One attempt to address the above shortcomings of traditional LCM techniques is to couple a microfluidic device with the laser source. The microfluidic device holds the tissue sample within a chamber and a fluid flows through the chamber where the laser directly impinges upon the tissue sample. One or more cells may be ablated from the tissue sample upon laser impingement. The ablated cells are then received in and carried by the fluid flow to a sample collecting element. Cells may be serially ablated and collected in respective collecting elements. Each respective collecting element may be used to maintain spatial information regarding the collected cells. In this manner, the tissue sample may be interrogated across the x-y plane in a first instance. The laser can then be used to ablate the next successive layer in similar fashion. All of the above cell samples may then be analyzed and any data collected may be correlated to locate the spatial location of the respective cell sample within the entire original tissue sample. However, while achieving resolution in the z-axis with improved sampling efficiencies, direct laser impingement upon the tissue sample may cause damage to the ablated cells or the underlying cell layer of the tissue sample thus negatively impacting any information collected or reported study results.

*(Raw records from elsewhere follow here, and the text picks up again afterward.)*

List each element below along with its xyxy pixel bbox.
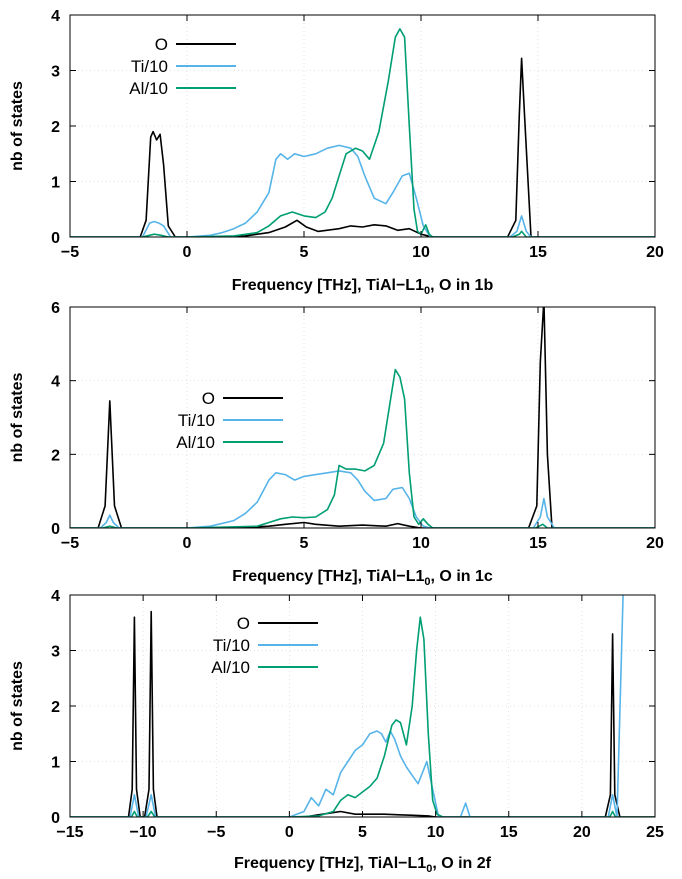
x-tick-label: −5: [61, 535, 79, 552]
y-tick-label: 1: [51, 755, 60, 772]
y-tick-label: 0: [51, 230, 60, 247]
x-axis-label: Frequency [THz], TiAl−L10, O in 1b: [232, 277, 494, 297]
legend-label-ti: Ti/10: [131, 57, 168, 76]
y-tick-label: 0: [51, 810, 60, 827]
legend-label-al: Al/10: [176, 433, 215, 452]
series-line-ti: [70, 595, 624, 817]
x-tick-label: −10: [130, 824, 157, 841]
x-tick-label: −15: [56, 824, 83, 841]
y-tick-label: 2: [51, 447, 60, 464]
y-tick-label: 2: [51, 119, 60, 136]
series-line-al: [70, 368, 655, 528]
x-tick-label: 10: [412, 535, 430, 552]
legend-label-ti: Ti/10: [213, 636, 250, 655]
x-tick-label: 0: [285, 824, 294, 841]
x-axis-label: Frequency [THz], TiAl−L10, O in 2f: [234, 855, 492, 874]
x-tick-label: 20: [646, 244, 664, 261]
series-line-o: [70, 57, 655, 237]
y-tick-label: 3: [51, 644, 60, 661]
x-tick-label: 5: [358, 824, 367, 841]
plot-frame: [69, 306, 656, 529]
legend: O Ti/10 Al/10: [211, 614, 318, 677]
x-axis-label: Frequency [THz], TiAl−L10, O in 1c: [232, 568, 493, 588]
series-line-o: [70, 307, 655, 528]
series-line-ti: [70, 144, 655, 237]
x-tick-label: 15: [529, 535, 547, 552]
legend-label-al: Al/10: [129, 79, 168, 98]
x-tick-label: 10: [427, 824, 445, 841]
x-tick-label: 0: [183, 535, 192, 552]
series-line-ti: [70, 470, 655, 528]
x-tick-label: −5: [207, 824, 225, 841]
y-tick-label: 0: [51, 521, 60, 538]
x-tick-label: 20: [573, 824, 591, 841]
series-line-al: [70, 616, 655, 817]
y-tick-label: 3: [51, 64, 60, 81]
y-tick-label: 2: [51, 699, 60, 716]
x-tick-label: 10: [412, 244, 430, 261]
y-tick-label: 4: [51, 8, 60, 25]
y-axis-label: nb of states: [9, 81, 26, 171]
y-tick-label: 4: [51, 588, 60, 605]
grid: [70, 307, 655, 528]
legend: O Ti/10 Al/10: [176, 389, 283, 452]
y-tick-label: 1: [51, 175, 60, 192]
x-tick-label: 5: [300, 535, 309, 552]
legend-label-o: O: [202, 389, 215, 408]
legend-label-o: O: [237, 614, 250, 633]
x-tick-label: 15: [500, 824, 518, 841]
series-line-o: [70, 610, 655, 817]
x-tick-label: 20: [646, 535, 664, 552]
grid: [70, 15, 655, 237]
legend-label-ti: Ti/10: [178, 411, 215, 430]
legend-label-al: Al/10: [211, 658, 250, 677]
y-tick-label: 4: [51, 374, 60, 391]
y-axis-label: nb of states: [9, 661, 26, 751]
x-tick-label: 5: [300, 244, 309, 261]
x-tick-label: 25: [646, 824, 664, 841]
y-axis-label: nb of states: [9, 373, 26, 463]
x-tick-label: −5: [61, 244, 79, 261]
legend-label-o: O: [155, 35, 168, 54]
chart-panel-3: −15 −10 −5 0 5 10 15 20 25 0 1 2 3 4 Frequency [THz], …: [9, 588, 664, 875]
grid: [70, 595, 655, 817]
x-tick-label: 0: [183, 244, 192, 261]
x-tick-label: 15: [529, 244, 547, 261]
y-tick-label: 6: [51, 300, 60, 317]
legend: O Ti/10 Al/10: [129, 35, 236, 98]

Accordingly, what is needed in the art is a device and method for isolating, dissecting, collecting, sorting and analyzing individual cells or groups of cells without direct laser impingement upon the tissue sample, as well as the conservation of spatial and morphological information of individual cells or cell groups to enable visualization, recordation and study through multimodal molecular analysis of quantum dissected qubits of tissue voxels.